Re: [PATCH v2 2/2] ARM: support PHYS_OFFSET minimum aligned at 64KiB boundary

From: Ard Biesheuvel
Date: Thu Sep 17 2020 - 10:10:43 EST


On Tue, 15 Sep 2020 at 22:06, Russell King - ARM Linux admin
<linux@xxxxxxxxxxxxxxx> wrote:
>
> On Tue, Sep 15, 2020 at 09:16:15PM +0800, Zhen Lei wrote:
> > Currently, only support the kernels where the base of physical memory is
> > at a 16MiB boundary. Because the add/sub instructions only contains 8bits
> > unrotated value. But we can use one more "add/sub" instructions to handle
> > bits 23-16. The performance will be slightly affected.
> >
> > Since most boards meet 16 MiB alignment, so add a new configuration
> > option ARM_PATCH_PHYS_VIRT_RADICAL (default n) to control it. Say Y if
> > anyone really needs it.
> >
> > All r0-r7 (r1 = machine no, r2 = atags or dtb, in the start-up phase) are
> > used in __fixup_a_pv_table() now, but the callee saved r11 is not used in
> > the whole head.S file. So choose it.
> >
> > Because the calculation of "y = x + __pv_offset[63:24]" have been done,
> > so we only need to calculate "y = y + __pv_offset[23:16]", that's why
> > the parameters "to" and "from" of __pv_stub() and __pv_add_carry_stub()
> > in the scope of CONFIG_ARM_PATCH_PHYS_VIRT_RADICAL are all passed "t"
> > (above y).
> >
> > Signed-off-by: Zhen Lei <thunder.leizhen@xxxxxxxxxx>
> > ---
> > arch/arm/Kconfig | 18 +++++++++++++++++-
> > arch/arm/include/asm/memory.h | 16 +++++++++++++---
> > arch/arm/kernel/head.S | 25 +++++++++++++++++++------
> > 3 files changed, 49 insertions(+), 10 deletions(-)
> >
> > diff --git a/arch/arm/Kconfig b/arch/arm/Kconfig
> > index e00d94b16658765..19fc2c746e2ce29 100644
> > --- a/arch/arm/Kconfig
> > +++ b/arch/arm/Kconfig
> > @@ -240,12 +240,28 @@ config ARM_PATCH_PHYS_VIRT
> > kernel in system memory.
> >
> > This can only be used with non-XIP MMU kernels where the base
> > - of physical memory is at a 16MB boundary.
> > + of physical memory is at a 16MiB boundary.
> >
> > Only disable this option if you know that you do not require
> > this feature (eg, building a kernel for a single machine) and
> > you need to shrink the kernel to the minimal size.
> >
> > +config ARM_PATCH_PHYS_VIRT_RADICAL
> > + bool "Support PHYS_OFFSET minimum aligned at 64KiB boundary"
> > + default n
>
> Please drop the "default n" - this is the default anyway.
>
> > @@ -236,6 +243,9 @@ static inline unsigned long __phys_to_virt(phys_addr_t x)
> > * in place where 'r' 32 bit operand is expected.
> > */
> > __pv_stub((unsigned long) x, t, "sub", __PV_BITS_31_24);
> > +#ifdef CONFIG_ARM_PATCH_PHYS_VIRT_RADICAL
> > + __pv_stub((unsigned long) t, t, "sub", __PV_BITS_23_16);
>
> t is already unsigned long, so this cast is not necessary.
>
> I've been debating whether it would be better to use "movw" for this
> for ARMv7. In other words:
>
> movw tmp, #16-bit
> adds %Q0, %1, tmp, lsl #16
> adc %R0, %R0, #0
>
> It would certainly be less instructions, but at the cost of an
> additional register - and we'd have to change the fixup code to
> know about movw.
>
> Thoughts?
>

Since LPAE implies v7, we can use movw unconditionally, which is nice.
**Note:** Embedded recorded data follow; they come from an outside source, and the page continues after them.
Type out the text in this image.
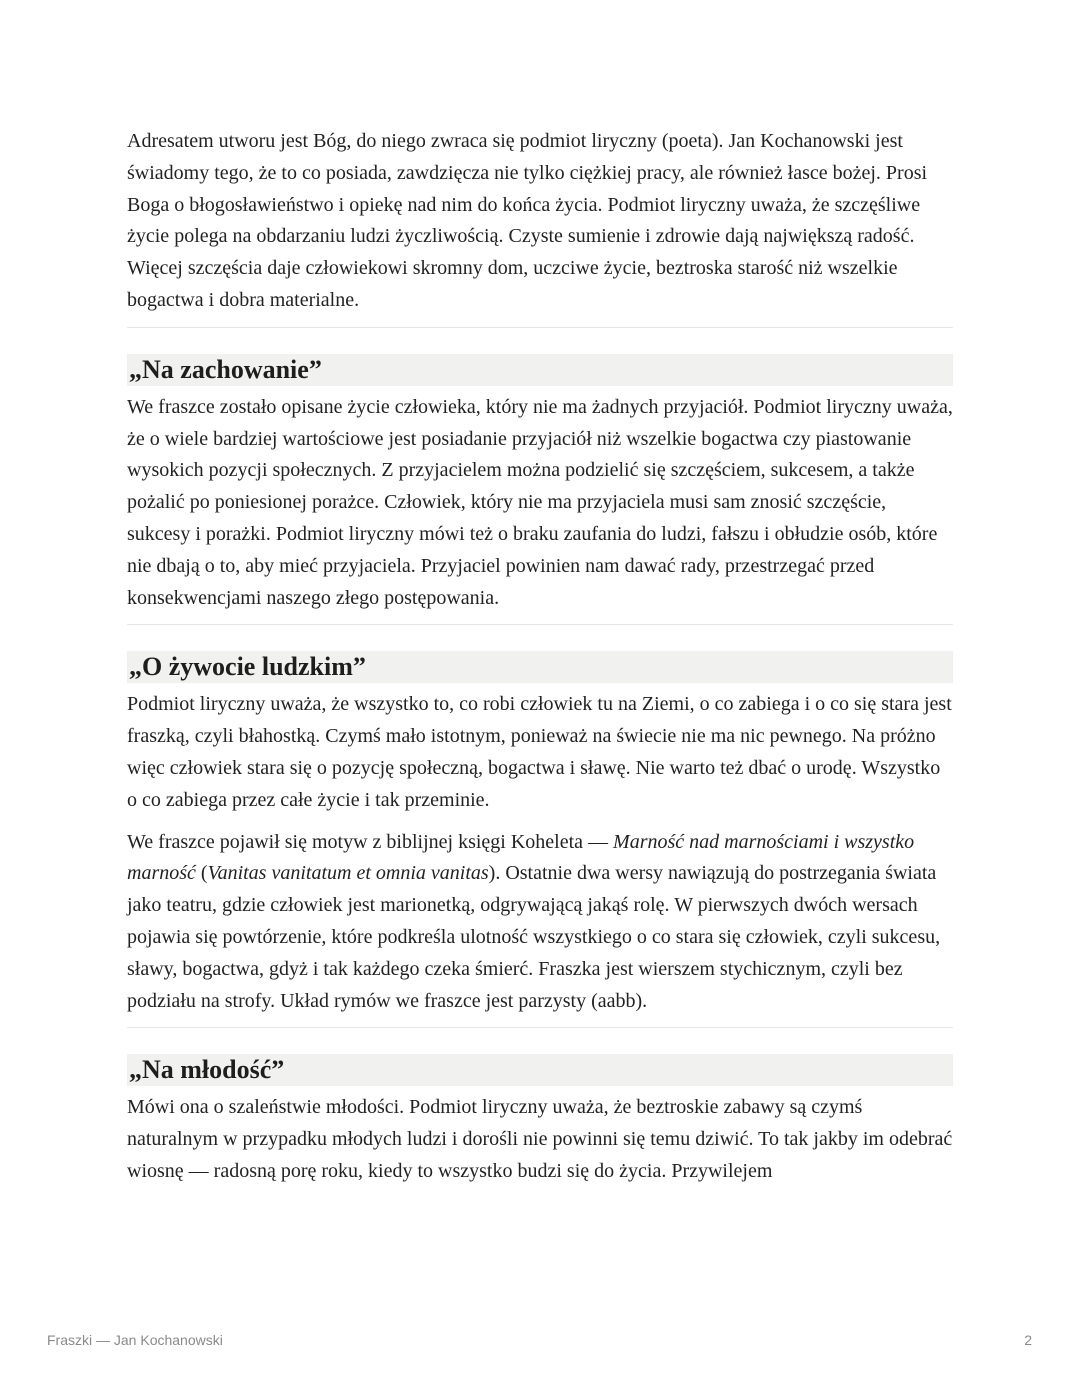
Adresatem utworu jest Bóg, do niego zwraca się podmiot liryczny (poeta). Jan Kochanowski jest świadomy tego, że to co posiada, zawdzięcza nie tylko ciężkiej pracy, ale również łasce bożej. Prosi Boga o błogosławieństwo i opiekę nad nim do końca życia. Podmiot liryczny uważa, że szczęśliwe życie polega na obdarzaniu ludzi życzliwością. Czyste sumienie i zdrowie dają największą radość. Więcej szczęścia daje człowiekowi skromny dom, uczciwe życie, beztroska starość niż wszelkie bogactwa i dobra materialne.

„Na zachowanie”

We fraszce zostało opisane życie człowieka, który nie ma żadnych przyjaciół. Podmiot liryczny uważa, że o wiele bardziej wartościowe jest posiadanie przyjaciół niż wszelkie bogactwa czy piastowanie wysokich pozycji społecznych. Z przyjacielem można podzielić się szczęściem, sukcesem, a także pożalić po poniesionej porażce. Człowiek, który nie ma przyjaciela musi sam znosić szczęście, sukcesy i porażki. Podmiot liryczny mówi też o braku zaufania do ludzi, fałszu i obłudzie osób, które nie dbają o to, aby mieć przyjaciela. Przyjaciel powinien nam dawać rady, przestrzegać przed konsekwencjami naszego złego postępowania.

„O żywocie ludzkim”

Podmiot liryczny uważa, że wszystko to, co robi człowiek tu na Ziemi, o co zabiega i o co się stara jest fraszką, czyli błahostką. Czymś mało istotnym, ponieważ na świecie nie ma nic pewnego. Na próżno więc człowiek stara się o pozycję społeczną, bogactwa i sławę. Nie warto też dbać o urodę. Wszystko o co zabiega przez całe życie i tak przeminie.

We fraszce pojawił się motyw z biblijnej księgi Koheleta — Marność nad marnościami i wszystko marność (Vanitas vanitatum et omnia vanitas). Ostatnie dwa wersy nawiązują do postrzegania świata jako teatru, gdzie człowiek jest marionetką, odgrywającą jakąś rolę. W pierwszych dwóch wersach pojawia się powtórzenie, które podkreśla ulotność wszystkiego o co stara się człowiek, czyli sukcesu, sławy, bogactwa, gdyż i tak każdego czeka śmierć. Fraszka jest wierszem stychicznym, czyli bez podziału na strofy. Układ rymów we fraszce jest parzysty (aabb).

„Na młodość”

Mówi ona o szaleństwie młodości. Podmiot liryczny uważa, że beztroskie zabawy są czymś naturalnym w przypadku młodych ludzi i dorośli nie powinni się temu dziwić. To tak jakby im odebrać wiosnę — radosną porę roku, kiedy to wszystko budzi się do życia. Przywilejem

Fraszki — Jan Kochanowski	2
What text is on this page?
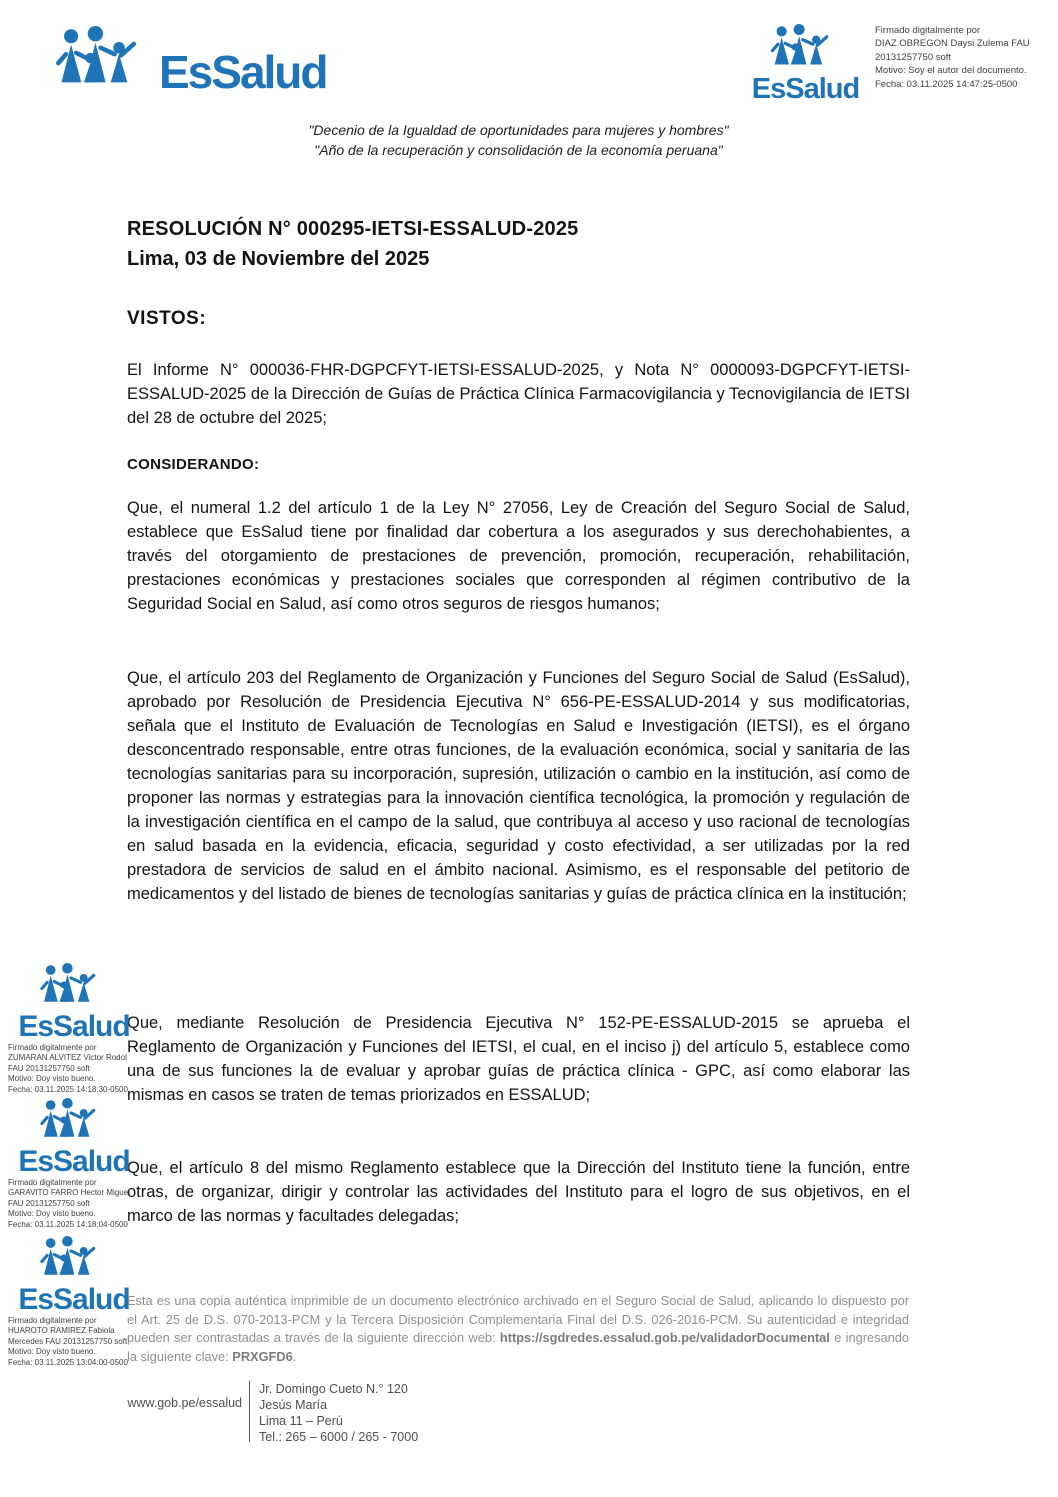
EsSalud	EsSalud
Firmado digitalmente por
DIAZ OBREGON Daysi Zulema FAU
20131257750 soft
Motivo: Soy el autor del documento.
Fecha: 03.11.2025 14:47:25-0500
"Decenio de la Igualdad de oportunidades para mujeres y hombres"
"Año de la recuperación y consolidación de la economía peruana"
RESOLUCIÓN N° 000295-IETSI-ESSALUD-2025
Lima, 03 de Noviembre del 2025
VISTOS:

El Informe N° 000036-FHR-DGPCFYT-IETSI-ESSALUD-2025, y Nota N° 0000093-DGPCFYT-IETSI-ESSALUD-2025 de la Dirección de Guías de Práctica Clínica Farmacovigilancia y Tecnovigilancia de IETSI del 28 de octubre del 2025;

CONSIDERANDO:

Que, el numeral 1.2 del artículo 1 de la Ley N° 27056, Ley de Creación del Seguro Social de Salud, establece que EsSalud tiene por finalidad dar cobertura a los asegurados y sus derechohabientes, a través del otorgamiento de prestaciones de prevención, promoción, recuperación, rehabilitación, prestaciones económicas y prestaciones sociales que corresponden al régimen contributivo de la Seguridad Social en Salud, así como otros seguros de riesgos humanos;

Que, el artículo 203 del Reglamento de Organización y Funciones del Seguro Social de Salud (EsSalud), aprobado por Resolución de Presidencia Ejecutiva N° 656-PE-ESSALUD-2014 y sus modificatorias, señala que el Instituto de Evaluación de Tecnologías en Salud e Investigación (IETSI), es el órgano desconcentrado responsable, entre otras funciones, de la evaluación económica, social y sanitaria de las tecnologías sanitarias para su incorporación, supresión, utilización o cambio en la institución, así como de proponer las normas y estrategias para la innovación científica tecnológica, la promoción y regulación de la investigación científica en el campo de la salud, que contribuya al acceso y uso racional de tecnologías en salud basada en la evidencia, eficacia, seguridad y costo efectividad, a ser utilizadas por la red prestadora de servicios de salud en el ámbito nacional. Asimismo, es el responsable del petitorio de medicamentos y del listado de bienes de tecnologías sanitarias y guías de práctica clínica en la institución;

Que, mediante Resolución de Presidencia Ejecutiva N° 152-PE-ESSALUD-2015 se aprueba el Reglamento de Organización y Funciones del IETSI, el cual, en el inciso j) del artículo 5, establece como una de sus funciones la de evaluar y aprobar guías de práctica clínica - GPC, así como elaborar las mismas en casos se traten de temas priorizados en ESSALUD;

Que, el artículo 8 del mismo Reglamento establece que la Dirección del Instituto tiene la función, entre otras, de organizar, dirigir y controlar las actividades del Instituto para el logro de sus objetivos, en el marco de las normas y facultades delegadas;

EsSalud
Firmado digitalmente por
ZUMARAN ALVITEZ Victor Rodol
FAU 20131257750 soft
Motivo: Doy visto bueno.
Fecha: 03.11.2025 14:18:30-0500
EsSalud
Firmado digitalmente por
GARAVITO FARRO Hector Miguel
FAU 20131257750 soft
Motivo: Doy visto bueno.
Fecha: 03.11.2025 14:18:04-0500
EsSalud
Firmado digitalmente por
HUAROTO RAMIREZ Fabiola
Mercedes FAU 20131257750 soft
Motivo: Doy visto bueno.
Fecha: 03.11.2025 13:04:00-0500
Esta es una copia auténtica imprimible de un documento electrónico archivado en el Seguro Social de Salud, aplicando lo dispuesto por el Art. 25 de D.S. 070-2013-PCM y la Tercera Disposición Complementaria Final del D.S. 026-2016-PCM. Su autenticidad e integridad pueden ser contrastadas a través de la siguiente dirección web: https://sgdredes.essalud.gob.pe/validadorDocumental e ingresando la siguiente clave: PRXGFD6.
www.gob.pe/essalud
Jr. Domingo Cueto N.° 120
Jesús María
Lima 11 – Perú
Tel.: 265 – 6000 / 265 - 7000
There is no need to use an additional temp register, as we can use the
register holding the high word. (There is no need for the mov_hi macro
to be separate)

0: movw %R0, #low offset >> 16
adds %Q0, %1, %R0, lsl #16
1: mov %R0, #high offset
adc %R0, %R0, #0
.pushsection .pv_table,"a"
.long 0b, 1b
.popsection

The only problem is distinguishing the two mov instructions from each
other, but that should not be too hard I think.